A SEP is an IRA account or individual retirement annuity established for an employee to which the company makes direct tax-deductible contributions.

 

It works like a profit sharing plan allowing the company to contribute up to 25% of an employee's salary or $58,000 (2021 - Indexed), whichever is less. For the employer who values simplicity, a SEP may be the ideal plan. The SEP plan does not require plan and trust agreements or the plan sponsor to file 5500 tax forms annually.

 

Since contributions to a SEP are made directly into IRA accounts, it eliminates the need for detailed record keeping. The employee controls the IRA making his own investment decisions. This makes it completely portable from day one. No distribution and withholding forms required. Note: This control means the employee could "cash out" their IRA immediately (subject to taxation and penalties).

 

While SEPs are usually most attractive to Owner-Employee businesses, SEPs are available to both C and S Corporations, Partnerships and Sole-proprietorships. Note however that SEPs are not available for Employers with more than 100 Employees. SEPs may be established after the end of the year up to the tax filing date of the Employer, including extensions.

 

Disadvantages

Unlike the qualified retirement plans, SEPs are considered IRAs and do not offer the advantages of salary deferral, loans, vesting, the shield from creditors' claims (some jurisdictions) or the exclusion of part time employees. Eligibility rules for a SEP are less restrictive than the rules for Qualified Plans. This can result in higher cost to the Employer. Many employees who are not required to be covered under a Qualified Plan must be covered under a SEP. All employees 21 years of age or older who have worked for the employer 3 of the last 5 years, earning $450 must be included in the plan. This means covering part-time and seasonal workers , regardless of how few hours they worked during the year. Note: Employees covered by a collective bargaining agreement may be excluded.

 

In addition, in a SEP, employees must be fully vested at all times. This can result in higher cost to the Employer especially when employee turn-over is high. In a Qualified Plan, vesting can be gradually phased in to favor longer-term employees.

 

Advantages

minimal amount of paperwork and bookkeeping to start and maintain a plan.

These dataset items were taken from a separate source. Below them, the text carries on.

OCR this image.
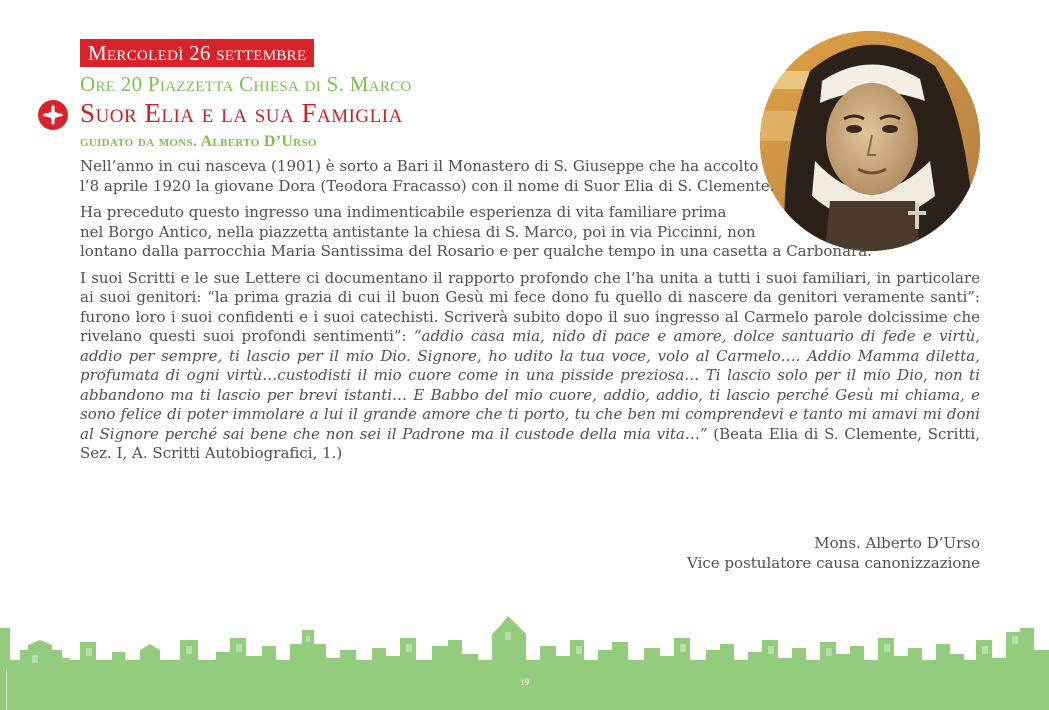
Mercoledì 26 settembre
Ore 20 Piazzetta Chiesa di S. Marco
Suor Elia e la sua Famiglia
guidato da mons. Alberto D’Urso

Nell’anno in cui nasceva (1901) è sorto a Bari il Monastero di S. Giuseppe che ha accolto l’8 aprile 1920 la giovane Dora (Teodora Fracasso) con il nome di Suor Elia di S. Clemente.

Ha preceduto questo ingresso una indimenticabile esperienza di vita familiare prima
nel Borgo Antico, nella piazzetta antistante la chiesa di S. Marco, poi in via Piccinni, non
lontano dalla parrocchia Maria Santissima del Rosario e per qualche tempo in una casetta a Carbonara.

I suoi Scritti e le sue Lettere ci documentano il rapporto profondo che l’ha unita a tutti i suoi familiari, in particolare ai suoi genitori: “la prima grazia di cui il buon Gesù mi fece dono fu quello di nascere da genitori veramente santi”: furono loro i suoi confidenti e i suoi catechisti. Scriverà subito dopo il suo ingresso al Carmelo parole dolcissime che rivelano questi suoi profondi sentimenti”: “addio casa mia, nido di pace e amore, dolce santuario di fede e virtù, addio per sempre, ti lascio per il mio Dio. Signore, ho udito la tua voce, volo al Carmelo…. Addio Mamma diletta, profumata di ogni virtù…custodisti il mio cuore come in una pisside preziosa… Ti lascio solo per il mio Dio, non ti abbandono ma ti lascio per brevi istanti… E Babbo del mio cuore, addio, addio, ti lascio perché Gesù mi chiama, e sono felice di poter immolare a lui il grande amore che ti porto, tu che ben mi comprendevi e tanto mi amavi mi doni al Signore perché sai bene che non sei il Padrone ma il custode della mia vita…” (Beata Elia di S. Clemente, Scritti, Sez. I, A. Scritti Autobiografici, 1.)

Mons. Alberto D’Urso
Vice postulatore causa canonizzazione
19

cost of consultant (lawyers, accountants, actuaries, administrators) are sharply reduced, oftentimes eliminated.

flexibility in contributions - like a profit sharing plan, an employer may skip a contribution or put in any amount up to the 25% or $58,000 limit.

since the participants make their own investment decisions, the employers fiduciary duty is reduced.

a SEP may be established after the end of the employer's taxable year.